We are now in the height of asparagus season. I went to Fifers farm market and picked up some thin asparagus for stir fry and thick asparagus for roasting. The asparagus was beautiful.
I also picked up some snap peas, mushrooms and carrots. These are what I used for my stir fry, you can add other vegetables, such as tomatoes, peas, or whatever you like in your stir fry. I found some organic cremini mushrooms – so they just had to go into the stir fry.
This is a nice sauce, you can adjust the heat with how my sriracha you use, it doesn’t take much.
Sesame Asparagus Stir Fry
2 Tbsp canola oil
1 to 1 1/2 lbs asparagus (from Fifer Orchards)
4 ounces cremini mushrooms, sliced (locally grown)
3 carrots, sliced on the diagonal
4 ounces sugar snap peas, cut into thirds
1/4 cup white wine
1/4 cup soy sauce
1/2 Tbsp sesame oil
A touch of sriracha, to taste
2 cloves garlic, minced (from the garden)
1 tsp onion powder
1/2 tsp ground ginger
1 Tbsp sesame seeds, plus more for garnish
1 Tbsp cornstarch
Hot cooked rice
Snap off the thick bottoms of the asparagus, cut into approximately 1 1/2 inch pieces.
Prepare the sauce: Stir together the wine, soy sauce, sesame oil, sriracha, garlic, onion powder, ginger and sesame seeds.
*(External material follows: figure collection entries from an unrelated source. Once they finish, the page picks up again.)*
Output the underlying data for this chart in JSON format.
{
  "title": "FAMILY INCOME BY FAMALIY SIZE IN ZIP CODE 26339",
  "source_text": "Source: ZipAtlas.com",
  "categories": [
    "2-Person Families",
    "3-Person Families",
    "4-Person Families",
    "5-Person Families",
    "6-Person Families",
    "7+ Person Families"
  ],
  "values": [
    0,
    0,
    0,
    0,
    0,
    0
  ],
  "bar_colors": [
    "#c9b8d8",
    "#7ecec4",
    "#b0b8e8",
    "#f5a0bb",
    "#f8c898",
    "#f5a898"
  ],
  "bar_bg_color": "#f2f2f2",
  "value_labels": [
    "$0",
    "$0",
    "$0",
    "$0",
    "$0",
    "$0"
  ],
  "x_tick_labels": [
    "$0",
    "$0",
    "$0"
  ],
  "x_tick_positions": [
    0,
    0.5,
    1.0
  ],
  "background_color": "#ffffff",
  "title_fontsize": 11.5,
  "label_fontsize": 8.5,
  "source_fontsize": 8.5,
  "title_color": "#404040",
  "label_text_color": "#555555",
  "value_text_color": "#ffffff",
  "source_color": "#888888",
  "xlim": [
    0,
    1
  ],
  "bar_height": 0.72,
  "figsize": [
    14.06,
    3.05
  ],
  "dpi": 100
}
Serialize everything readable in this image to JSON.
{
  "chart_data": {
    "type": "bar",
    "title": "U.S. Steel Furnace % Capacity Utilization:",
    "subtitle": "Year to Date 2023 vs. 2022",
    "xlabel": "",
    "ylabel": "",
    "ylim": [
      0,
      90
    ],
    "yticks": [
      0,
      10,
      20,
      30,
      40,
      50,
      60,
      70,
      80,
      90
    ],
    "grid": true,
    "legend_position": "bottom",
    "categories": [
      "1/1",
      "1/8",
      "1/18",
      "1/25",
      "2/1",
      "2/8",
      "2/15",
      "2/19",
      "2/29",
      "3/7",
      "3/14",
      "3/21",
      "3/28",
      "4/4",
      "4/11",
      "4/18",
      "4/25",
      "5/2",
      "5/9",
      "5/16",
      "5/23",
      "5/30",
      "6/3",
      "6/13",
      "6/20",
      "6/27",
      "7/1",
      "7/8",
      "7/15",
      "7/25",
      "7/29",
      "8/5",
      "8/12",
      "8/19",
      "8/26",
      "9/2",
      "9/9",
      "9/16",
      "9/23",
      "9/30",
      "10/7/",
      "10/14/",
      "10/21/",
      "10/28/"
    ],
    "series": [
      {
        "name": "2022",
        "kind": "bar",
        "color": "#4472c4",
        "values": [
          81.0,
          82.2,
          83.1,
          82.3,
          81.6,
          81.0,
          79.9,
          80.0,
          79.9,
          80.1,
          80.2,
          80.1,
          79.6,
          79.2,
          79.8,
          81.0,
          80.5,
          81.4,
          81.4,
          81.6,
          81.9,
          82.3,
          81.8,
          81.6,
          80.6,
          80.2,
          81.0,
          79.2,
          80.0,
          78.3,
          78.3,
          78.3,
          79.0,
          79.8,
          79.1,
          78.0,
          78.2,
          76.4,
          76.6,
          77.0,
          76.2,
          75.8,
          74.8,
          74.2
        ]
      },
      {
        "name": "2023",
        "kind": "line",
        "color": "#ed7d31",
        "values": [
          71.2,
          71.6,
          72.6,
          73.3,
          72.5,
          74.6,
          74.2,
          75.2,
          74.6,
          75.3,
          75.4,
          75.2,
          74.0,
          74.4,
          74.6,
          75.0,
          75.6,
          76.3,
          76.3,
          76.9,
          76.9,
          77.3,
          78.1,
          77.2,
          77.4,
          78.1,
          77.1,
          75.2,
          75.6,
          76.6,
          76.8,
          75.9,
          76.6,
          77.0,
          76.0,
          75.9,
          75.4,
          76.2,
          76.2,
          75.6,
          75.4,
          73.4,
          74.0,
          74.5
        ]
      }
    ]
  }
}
Adjust to taste. Stir in the cornstarch.
Heat a wok or large skillet over high heat. Add the oil and vegetables. Stir fry for 5 to 8 minutes, then cover the pan and steam the vegetables for 1 to 2 minutes. Remove the cover and continue to stir fry until the vegetable are crisp-tender. Add the sauce and stir fry for another minute until the sauce thickens and coats all the vegetables.
Serve with rice. Garnish with a sprinkling of sesame seeds. Enjoy!